A bullet of mass 8 gram is fired into a block of mass 2,5 kg initially at rest at the edge of a frictionless table of height 1 m. The bullet remains in the block, and after impact the block lands a distance 2 m from the bottom of the table. Determine the initial speed of the bullet.
first figure out how long it took the block to fall to the floor:
h = (1/2) g t^2
t = sqrt (2 h/g)
so it went 2 meters in t seconds
so the horizontal speed was
u = 2/t
NOW you have a conservation of momentum problem
u(2.5 + .008) = .008 v
solve for v
To determine the initial speed of the bullet, we can use the principle of conservation of momentum.
The momentum of an object is defined as the product of its mass and its velocity. According to the conservation of momentum, the total momentum before the collision is equal to the total momentum after the collision.

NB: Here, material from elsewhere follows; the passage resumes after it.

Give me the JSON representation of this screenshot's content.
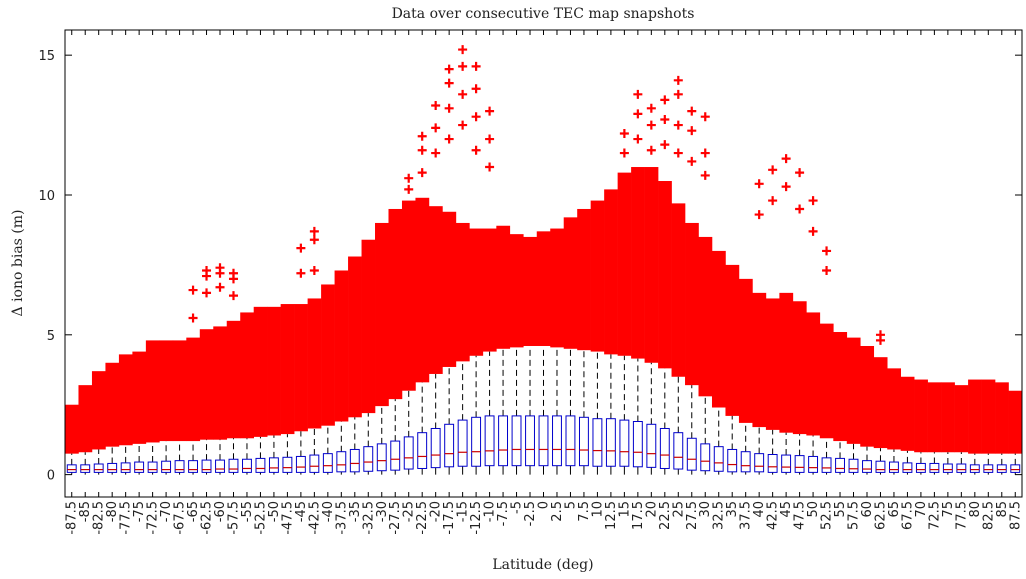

Let's call the initial speed of the bullet "v" and the velocity of the block and bullet together after the collision "V". Since the block is initially at rest, its initial velocity is 0.
The total momentum before the collision is given by the equation:
(mass of bullet) × (initial velocity of bullet) + (mass of block) × (initial velocity of block) = (mass of bullet + mass of block) × (velocity after collision)
Using the given values:
(0.008 kg) × (initial velocity of bullet) + (2.5 kg) × (0) = (2.508 kg) × V
Since the bullet remains in the block after the collision, the final velocity of the block (V) can be calculated using the equation for conservation of energy:
Potential energy at the top of the table = Kinetic energy at the bottom of the table
(mass of block + mass of bullet) × g × h = 0.5 × (mass of block + mass of bullet) × V^2
Substituting the given values:
(2.508 kg) × 9.8 m/s^2 × 1 m = 0.5 × (2.508 kg) × V^2
Simplifying the equation:
24.5292 = 1.254 × V^2
V^2 = 19.579
Taking the square root of both sides:
V = 4.42 m/s
Now, we can substitute the value of V into the momentum equation to find the initial velocity of the bullet:
(0.008 kg) × (initial velocity of bullet) + (2.5 kg) × (0) = (2.508 kg) × (4.42 m/s)
Simplifying the equation:
(0.008 kg) × (initial velocity of bullet) = (2.508 kg) × (4.42 m/s)
Dividing both sides by 0.008 kg:
initial velocity of bullet = (2.508 kg) × (4.42 m/s) / (0.008 kg)
Calculating the result:
initial velocity of bullet = 1377.15 m/s
Therefore, the initial speed of the bullet is 1377.15 m/s.